Miller, E. Y.; Duraj, T.; Ta, N. L.; Lee, D. C.; Mukherjee, P.; Shaver, O.; Seyfried, T. N.

Objectives: Aerobic lactic acid fermentation (the \'\'Warburg effect\'\') is associated with OxPhos insufficiency and altered energy metabolism in most cancers. Whether lactate is a major fuel in cancer cells remains debated. This study investigated whether lactate could serve as a metabolic fuel in glioma cells and replace glucose to support viability. Methods: A bioluminescence ATP assay and calcein-AM/EthD-III double-staining were used to measure ATP content and viability in mouse (VM-M3, CT-2A) and human (U-87MG) glioma cells differing in cell biology and genetic background.
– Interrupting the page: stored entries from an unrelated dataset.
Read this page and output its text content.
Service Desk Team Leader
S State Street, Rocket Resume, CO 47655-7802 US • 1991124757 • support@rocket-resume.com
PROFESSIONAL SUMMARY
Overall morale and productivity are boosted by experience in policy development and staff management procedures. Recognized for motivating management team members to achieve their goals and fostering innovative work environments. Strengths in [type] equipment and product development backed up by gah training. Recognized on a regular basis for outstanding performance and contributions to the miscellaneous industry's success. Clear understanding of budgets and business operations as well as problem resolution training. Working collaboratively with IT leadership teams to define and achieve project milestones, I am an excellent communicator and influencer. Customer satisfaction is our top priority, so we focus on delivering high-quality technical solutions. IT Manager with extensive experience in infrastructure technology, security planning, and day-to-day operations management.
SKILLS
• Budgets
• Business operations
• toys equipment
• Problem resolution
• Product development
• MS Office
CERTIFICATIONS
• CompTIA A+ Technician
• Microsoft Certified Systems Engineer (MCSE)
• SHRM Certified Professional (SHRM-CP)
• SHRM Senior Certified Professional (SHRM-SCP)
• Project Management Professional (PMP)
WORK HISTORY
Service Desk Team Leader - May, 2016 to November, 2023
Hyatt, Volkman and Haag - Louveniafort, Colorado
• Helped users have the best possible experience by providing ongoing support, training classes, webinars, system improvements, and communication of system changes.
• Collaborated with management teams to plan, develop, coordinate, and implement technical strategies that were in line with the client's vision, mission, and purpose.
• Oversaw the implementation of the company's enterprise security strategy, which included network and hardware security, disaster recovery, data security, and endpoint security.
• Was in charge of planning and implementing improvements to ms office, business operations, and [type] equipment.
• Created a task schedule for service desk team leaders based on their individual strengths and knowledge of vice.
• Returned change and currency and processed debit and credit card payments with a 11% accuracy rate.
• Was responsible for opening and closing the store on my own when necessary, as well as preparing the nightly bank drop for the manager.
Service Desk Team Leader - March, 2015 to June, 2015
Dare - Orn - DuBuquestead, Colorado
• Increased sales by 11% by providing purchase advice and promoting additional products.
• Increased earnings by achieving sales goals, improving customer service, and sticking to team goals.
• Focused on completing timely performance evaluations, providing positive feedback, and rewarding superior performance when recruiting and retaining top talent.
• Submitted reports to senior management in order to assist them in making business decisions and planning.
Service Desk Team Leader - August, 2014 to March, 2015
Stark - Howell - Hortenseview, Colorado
Viability was assessed in thioglycollate-elicited peritoneal macrophages (TPMs) from VM/Dk and C57BL/6J mice, used as syngeneic non-neoplastic controls for VM-M3 and CT-2A gliomas, respectively. Oxygen consumption rate (OCR) was determined using the Resipher system. Results: Lactate alone failed to sustain ATP content and viability in all glioma cell lines. ATP content and viability were lower in cancer cells cultured in glutamine and lactate than in glucose and glutamine. In contrast, lactate alone sustained over 45% viability in both TPM models. Moreover, viability was similar between TPMs cultured in glutamine and lactate and in glucose and glutamine. In human U-87MG, lactate addition under severe glucose restriction increased OCR and viability. A low dose of the glycolysis inhibitor 2-deoxy-D-glucose abolished both increases. Conclusions: Our results suggest non-neoplastic mouse TPMs utilize lactate more effectively than mouse glioma cells. In U-87MG, lactate utilization appears glycolysis-dependent, given its sensitivity to 2-deoxy-D-glucose. In conclusion, our data does not support lactate as a major oxidative fuel for viability in mouse and human glioma cells.